DI GIUSEPPE MARTELLA

 

Facendo seguito a una serie di mie precedenti riflessioni[1] sullo statuto dell’aria nell’immaginario collettivo dall’antichità ai giorni nostri, e in particolare sul ruolo sussidiario che le è toccato nella storia dell’arte e del pensiero, per effetto della sua scontata abbondanza e affidabilità, intendo ora sviluppare sommariamente il nesso, apparentemente peregrino, fra il concetto comune dell’aria e quello filosofico dell’aura, elaborato da Walter Benjamin in un suo famoso saggio del 1936 a proposito dell’incidenza estetica e sociale della riproduzione tecnica di artefatti, e con particolare riferimento alla fotografia e al cinema, tecnologie d’avanguardia di quei tempi. In base all’elaborazione di questo nesso, abbozzerò infine una serie di ipotesi sulle opzioni pratiche e teoretiche che si delineano (o meglio, si precisano) dopo l’emergenza del coronavirus.

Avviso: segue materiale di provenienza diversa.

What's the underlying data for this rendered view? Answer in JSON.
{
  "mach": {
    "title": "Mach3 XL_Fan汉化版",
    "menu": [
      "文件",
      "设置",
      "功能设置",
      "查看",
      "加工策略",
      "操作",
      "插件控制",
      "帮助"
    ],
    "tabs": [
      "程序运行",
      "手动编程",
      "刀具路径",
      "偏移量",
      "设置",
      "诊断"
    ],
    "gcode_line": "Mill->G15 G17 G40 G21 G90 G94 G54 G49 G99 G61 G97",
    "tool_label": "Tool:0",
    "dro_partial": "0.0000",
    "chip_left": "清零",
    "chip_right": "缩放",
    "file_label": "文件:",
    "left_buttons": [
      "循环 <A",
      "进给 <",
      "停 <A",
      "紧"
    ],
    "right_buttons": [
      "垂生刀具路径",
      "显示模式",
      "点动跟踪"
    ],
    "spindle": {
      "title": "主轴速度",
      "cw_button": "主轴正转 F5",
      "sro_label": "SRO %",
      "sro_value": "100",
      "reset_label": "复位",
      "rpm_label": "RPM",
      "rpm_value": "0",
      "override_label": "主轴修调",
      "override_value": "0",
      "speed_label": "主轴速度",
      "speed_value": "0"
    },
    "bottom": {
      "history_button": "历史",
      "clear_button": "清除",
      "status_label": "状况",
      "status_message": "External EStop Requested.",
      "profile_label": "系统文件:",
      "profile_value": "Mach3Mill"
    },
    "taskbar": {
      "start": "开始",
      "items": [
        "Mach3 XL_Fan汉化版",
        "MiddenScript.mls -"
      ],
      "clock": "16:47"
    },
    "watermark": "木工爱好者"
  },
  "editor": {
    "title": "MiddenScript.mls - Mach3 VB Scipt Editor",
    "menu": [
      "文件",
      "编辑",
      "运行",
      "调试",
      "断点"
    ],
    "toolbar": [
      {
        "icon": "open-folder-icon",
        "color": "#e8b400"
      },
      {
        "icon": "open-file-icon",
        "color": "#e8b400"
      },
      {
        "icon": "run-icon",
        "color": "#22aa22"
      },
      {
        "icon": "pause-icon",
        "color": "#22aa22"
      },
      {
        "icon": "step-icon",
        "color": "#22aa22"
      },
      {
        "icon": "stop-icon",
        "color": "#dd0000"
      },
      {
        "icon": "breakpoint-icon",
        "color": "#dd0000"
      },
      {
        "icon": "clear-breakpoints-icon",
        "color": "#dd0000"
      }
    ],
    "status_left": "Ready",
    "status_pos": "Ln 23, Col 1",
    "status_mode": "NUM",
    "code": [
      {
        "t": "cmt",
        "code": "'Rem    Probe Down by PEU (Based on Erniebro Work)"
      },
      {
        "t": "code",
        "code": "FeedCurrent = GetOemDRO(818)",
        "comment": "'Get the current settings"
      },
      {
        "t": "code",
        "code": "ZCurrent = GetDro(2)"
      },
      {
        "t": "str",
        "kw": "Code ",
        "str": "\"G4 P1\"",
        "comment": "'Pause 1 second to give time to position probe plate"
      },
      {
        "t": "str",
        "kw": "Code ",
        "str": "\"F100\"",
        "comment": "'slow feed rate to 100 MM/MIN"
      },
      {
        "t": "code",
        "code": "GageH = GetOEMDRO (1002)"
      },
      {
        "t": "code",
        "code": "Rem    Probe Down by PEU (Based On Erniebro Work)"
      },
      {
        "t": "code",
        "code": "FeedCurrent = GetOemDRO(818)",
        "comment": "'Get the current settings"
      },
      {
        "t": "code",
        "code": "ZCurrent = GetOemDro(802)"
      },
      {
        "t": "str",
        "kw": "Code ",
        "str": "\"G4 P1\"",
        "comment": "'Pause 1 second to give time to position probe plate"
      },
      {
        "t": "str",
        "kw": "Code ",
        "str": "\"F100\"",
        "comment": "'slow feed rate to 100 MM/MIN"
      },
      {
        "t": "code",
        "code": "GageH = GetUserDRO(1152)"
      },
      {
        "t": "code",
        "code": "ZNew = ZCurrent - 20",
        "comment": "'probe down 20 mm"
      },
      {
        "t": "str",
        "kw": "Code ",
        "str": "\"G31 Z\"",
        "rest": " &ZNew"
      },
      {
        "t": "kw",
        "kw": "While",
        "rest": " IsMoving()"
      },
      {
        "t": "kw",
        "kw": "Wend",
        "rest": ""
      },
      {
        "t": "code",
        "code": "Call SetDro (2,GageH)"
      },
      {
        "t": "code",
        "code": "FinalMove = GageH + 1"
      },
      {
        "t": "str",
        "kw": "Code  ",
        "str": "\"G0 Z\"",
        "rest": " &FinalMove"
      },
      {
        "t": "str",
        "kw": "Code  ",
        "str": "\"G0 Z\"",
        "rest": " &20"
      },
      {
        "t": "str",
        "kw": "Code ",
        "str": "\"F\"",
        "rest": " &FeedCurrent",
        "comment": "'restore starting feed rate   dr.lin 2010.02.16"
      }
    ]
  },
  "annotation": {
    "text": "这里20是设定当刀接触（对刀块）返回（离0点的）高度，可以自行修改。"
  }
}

L’aria come si sa è la condizione generale per la sussistenza e lo sviluppo della stragrande maggioranza delle specie viventi sulla terra (esclusi gli organismi anaerobici, appunto, come i funghi e alcuni tipi di batteri). A tal proposito è anzitutto opportuno ricordare che il termine greco antico per designare l’anima individuale era psykhé, che significa “soffio vitale” e ha la stessa radice di aria. E’ lecito pertanto considerare l’anima come il principio di individuazione dell’aria. D’altra parte, per Benjamin, l’aura di una cosa costituisce la quint’essenza di tutto ciò che di essa si può tramandare, cioè il sigillo della sua singolarità storica. Nel caso sia di eventi sociali che di figure umane, come anche in quello di opere d’arte (per esempio un quadro d’autore), la riproducibilità tecnica (nelle forme allora egemoni della fotografia e del film), consentendo la moltiplicazione indefinita delle copie, produce secondo Benjamin la distruzione dell’aura dell’originale, ossia del suo valore di testimonianza e della sua intrinseca storicità. Come si vede, qui il concetto di “perdita dell’aura” riguarda tanto ciò che è animato quanto ciò che non lo è. In questa prospettiva, se l’anima è il principio di individuazione del vivente, si può ben dire che l’aura è il principio di individuazione di ciascuna cosa nel suo divenire storico. E’ possibile ipotizzare perciò l’equivalenza fra psiche umana e aura dell’artefatto, in quanto entrambe funzioni individualizzanti del sostrato universale dell’aria, che nel caso di oggetti ed eventi storici si manifesta nella figura dello Spirito (Geist), o Anima Mundi, in quanto sineddoche generalizzante dell’anima individuale. Vi è insomma un continuum biopsichico che lega le nozioni di aria e di spirito, da una parte, a quelle di anima e di respiro dall’altra.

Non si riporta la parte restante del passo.